Aus den Kartonbergen liest sich die Hitzewelle
Auf Luzerns Strassen und Trottoirs fällt derzeit etwas Auffälliges auf: Zwischen Lebensmittelschachteln und alten Zeitungen sind vermehrt Verpackungen von Ventilatoren und Luftkühlern zu sehen. Diese Beobachtung dokumentiert nicht nur ein Konsumverhalten, sondern steht stellvertretend für eine Phase mit anhaltend hohen Temperaturen, die den Alltag der Stadtbewohnerinnen und -bewohner prägt.
Wer die Ablagehaufen beim Karton-Sammeltag näher anschaut, stösst regelmässig auf Kartons von Standventilatoren oder mobilen Klimageräten. Auf einer der Verpackungen prangt der Slogan
"The Joy of Living"– auf Deutsch: "Die Freude am Leben". In Luzern aber dokumentieren diese Kartons eher die Suche nach Erleichterung im Alltag als einen Werbeanspruch.

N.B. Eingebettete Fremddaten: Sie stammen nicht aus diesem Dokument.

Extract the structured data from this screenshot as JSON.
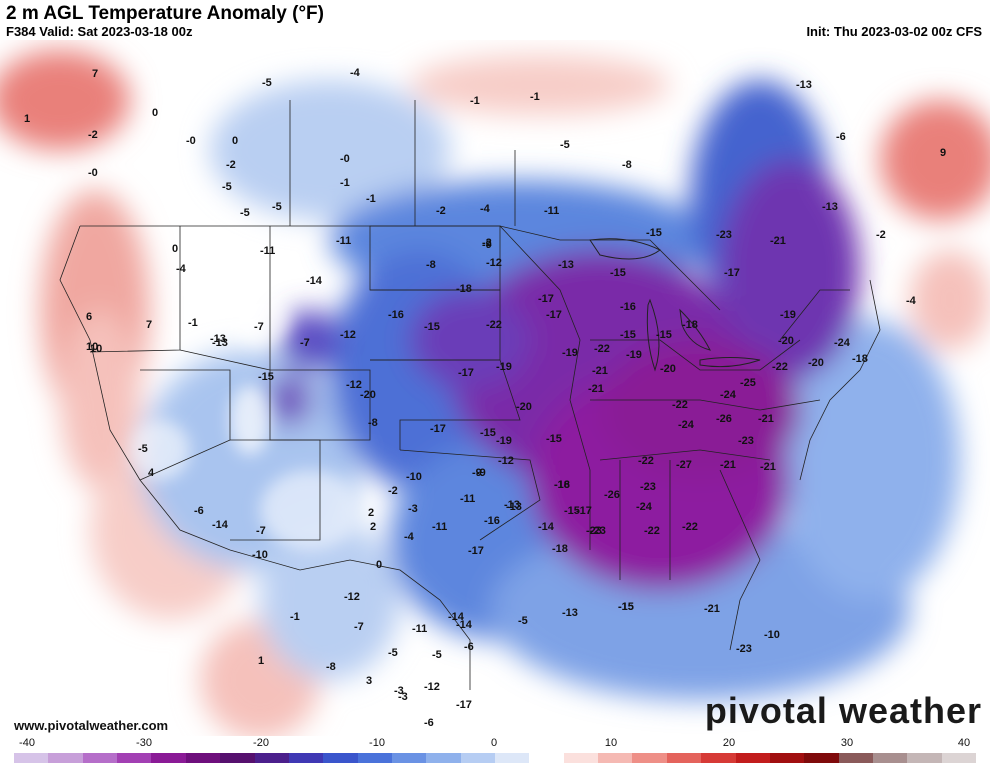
{
  "header": {
    "title": "2 m AGL Temperature Anomaly (°F)",
    "valid": "F384 Valid: Sat 2023-03-18 00z",
    "init": "Init: Thu 2023-03-02 00z CFS"
  },
  "footer": {
    "url": "www.pivotalweather.com",
    "brand": "pivotal weather"
  },
  "colorbar": {
    "ticks": [
      "-40",
      "-30",
      "-20",
      "-10",
      "0",
      "10",
      "20",
      "30",
      "40"
    ],
    "colors": [
      "#d6c3e8",
      "#c79fd9",
      "#b56ec9",
      "#a23fb3",
      "#8a1a96",
      "#6e0f7c",
      "#56106e",
      "#4b1f8c",
      "#3f38b4",
      "#3a55cc",
      "#4a72da",
      "#6a92e4",
      "#8fb1ec",
      "#b6cdf3",
      "#dde7f8",
      "#ffffff",
      "#fbe0dd",
      "#f5b9b3",
      "#ee8f87",
      "#e4635c",
      "#d63a36",
      "#c21c1c",
      "#a10f10",
      "#7f0a0b",
      "#8a5a5a",
      "#a88f8f",
      "#c4b6b6",
      "#dcd4d4"
    ]
  },
  "map": {
    "labels": [
      "7",
      "0",
      "1",
      "-2",
      "-0",
      "0",
      "-0",
      "-2",
      "-5",
      "-0",
      "-1",
      "-5",
      "-5",
      "-4",
      "-1",
      "-2",
      "-1",
      "-1",
      "-5",
      "-8",
      "-5",
      "-13",
      "-6",
      "-11",
      "-2",
      "-4",
      "-11",
      "-15",
      "-23",
      "-21",
      "-13",
      "-2",
      "-4",
      "9",
      "-4",
      "0",
      "-11",
      "-8",
      "-9",
      "-12",
      "-13",
      "-15",
      "-17",
      "-14",
      "-17",
      "-18",
      "-16",
      "-15",
      "-22",
      "-17",
      "-16",
      "-15",
      "-19",
      "-22",
      "-15",
      "-18",
      "-19",
      "-19",
      "-20",
      "-22",
      "-25",
      "-20",
      "-24",
      "-18",
      "10",
      "6",
      "7",
      "-1",
      "-7",
      "-12",
      "-13",
      "10",
      "-15",
      "-7",
      "-20",
      "-17",
      "-19",
      "-20",
      "-21",
      "-20",
      "-21",
      "-22",
      "-26",
      "-27",
      "-23",
      "-24",
      "-24",
      "-21",
      "-21",
      "-22",
      "-22",
      "-22",
      "-23",
      "-24",
      "-26",
      "-23",
      "-18",
      "-17",
      "-18",
      "-14",
      "-15",
      "-13",
      "-12",
      "-9",
      "-10",
      "-11",
      "-13",
      "-15",
      "-16",
      "-19",
      "-23",
      "-21",
      "-13",
      "-15",
      "-5",
      "-12",
      "-9",
      "-7",
      "-3",
      "-2",
      "2",
      "0",
      "-4",
      "-8",
      "-10",
      "-12",
      "-11",
      "-14",
      "-6",
      "-17",
      "-3",
      "-5",
      "-7",
      "-5",
      "-12",
      "-11",
      "-8",
      "-1",
      "-13",
      "-15",
      "-21",
      "-23",
      "-10",
      "-14",
      "-3",
      "-6",
      "1",
      "2",
      "3",
      "4",
      "-5",
      "-6",
      "-14",
      "-16",
      "-15",
      "-17",
      "-17"
    ]
  }
}
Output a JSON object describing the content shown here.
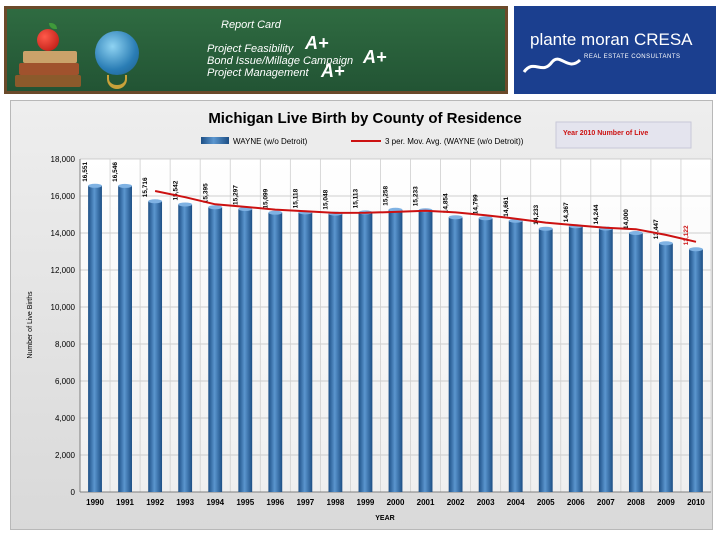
{
  "header": {
    "report_title": "Report Card",
    "items": [
      "Project Feasibility",
      "Bond Issue/Millage Campaign",
      "Project Management"
    ],
    "grade": "A+",
    "brand_name": "plante moran CRESA",
    "brand_subtitle": "REAL ESTATE CONSULTANTS"
  },
  "chart_data": {
    "type": "bar",
    "title": "Michigan Live Birth by County of Residence",
    "categories": [
      "1990",
      "1991",
      "1992",
      "1993",
      "1994",
      "1995",
      "1996",
      "1997",
      "1998",
      "1999",
      "2000",
      "2001",
      "2002",
      "2003",
      "2004",
      "2005",
      "2006",
      "2007",
      "2008",
      "2009",
      "2010"
    ],
    "series": [
      {
        "name": "WAYNE (w/o Detroit)",
        "type": "bar",
        "color": "#2d6aa8",
        "values": [
          16551,
          16546,
          15716,
          15542,
          15395,
          15297,
          15099,
          15118,
          15048,
          15113,
          15258,
          15233,
          14854,
          14799,
          14661,
          14233,
          14367,
          14244,
          14000,
          13447,
          13122
        ]
      },
      {
        "name": "3 per. Mov. Avg. (WAYNE (w/o Detroit))",
        "type": "line",
        "color": "#cc1111",
        "values": [
          null,
          null,
          16271,
          15935,
          15551,
          15411,
          15264,
          15171,
          15088,
          15093,
          15140,
          15201,
          15115,
          14962,
          14771,
          14564,
          14420,
          14281,
          14204,
          13897,
          13523
        ]
      }
    ],
    "data_labels": [
      "16,551",
      "16,546",
      "15,716",
      "15,542",
      "15,395",
      "15,297",
      "15,099",
      "15,118",
      "15,048",
      "15,113",
      "15,258",
      "15,233",
      "14,854",
      "14,799",
      "14,661",
      "14,233",
      "14,367",
      "14,244",
      "14,000",
      "13,447",
      "13,122"
    ],
    "last_label_color": "#cc1111",
    "ylim": [
      0,
      18000
    ],
    "yticks": [
      0,
      2000,
      4000,
      6000,
      8000,
      10000,
      12000,
      14000,
      16000,
      18000
    ],
    "ytick_labels": [
      "0",
      "2,000",
      "4,000",
      "6,000",
      "8,000",
      "10,000",
      "12,000",
      "14,000",
      "16,000",
      "18,000"
    ],
    "xlabel": "YEAR",
    "ylabel": "Number of Live Births",
    "annotation": "Year 2010 Number of Live",
    "grid": true,
    "legend_position": "top"
  }
}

Wetterdaten untermauern die Beobachtung
Die Messwerte der Meteo-Schweiz-Station Luzern bestätigen, dass die hohen Temperaturen kein Einzelfall sind: Seit dem 13. Juni lagen die täglichen Höchstwerte meist über 26,8 Grad Celsius. Eine Ausnahme bildete der 3. Juli mit einem Maximalwert von 22,3 Grad. Diese Daten korrespondieren mit der Zunahme von Kühlgeräten im privaten Gebrauch.
| Zeitraum | Bemerkung |
|---|---|
| Ab 13. Juni | Tageshöchstwerte überwiegend über 26,8 °C |
| 3. Juli | Einzige angegebene Ausnahme: 22,3 °C |
Folgen für die Bevölkerung und Entsorgung
Für die Bewohnerinnen und Bewohner Luzerns hat die Hitzewelle konkrete Auswirkungen: Zunahme von Anschaffungen zur Abkühlung, vermehrte Nutzung elektrischer Geräte und damit verbundenes Abfallaufkommen. Die Seitenstrassen und Sammelstellen werden dadurch sichtbarer belastet. Für die Stadtreinigung und die Quartierbewohner ergibt sich ein grösserer Aufwand bei der korrekten Entsorgung und beim Sauberhalten öffentlicher Bereiche.
- Kühlgeräte-Käufe: Hinweis auf steigende Nachfrage nach Ventilatoren und mobilen Klimageräten.
- Entsorgungsdruck: Mehr Kartons und Elektrogeräte führen zu grösserem Aufkommen bei der Kartonsammlung und Entsorgungsstellen.
- Hitzeschutz: Bedürfnis nach Informationen zu lokalen Kühlangeboten, Schattenplätzen und Gesundheitsvorsorge.
Was Bewohnerinnen und Bewohner wissen sollten
In der Stadt Luzern gelten beim Entsorgen von Kartons die üblichen Regeln: Flach zusammengeklappt in die Kartonsammlung legen, verschmutzte Pizzokartons gehören nicht dazu. Bei Elektrogeräten wie Standventilatoren sind die Rückgabe an Sammelstellen oder die Abgabe an den Fachhandel zwecks fachgerechter Entsorgung und Recycling zu bevorzugen.
Angesichts der anhaltenden Hitze ist es zudem ratsam, auf einfache Hitzeschutzmassnahmen zu achten: das Aufsuchen kühlerer Räume, ausreichend trinken und auf Hilfsbedürftige im Umfeld zu achten. Die aktuelle Häufung von Verpackungen ist ein sichtbarer Hinweis darauf, dass viele Bewohnerinnen und Bewohner auf Abkühlung setzen.
Ausblick
Ob die Kartonhaufen zu einem längerfristigen Trend in Luzern führen werden, hängt von der weiteren Witterungsentwicklung ab. Solange aber die hohen Temperaturen anhalten, ist mit einem erhöhten Bedarf an mobilen Kühllösungen und damit auch mit mehr Entsorgungsaufwand zu rechnen.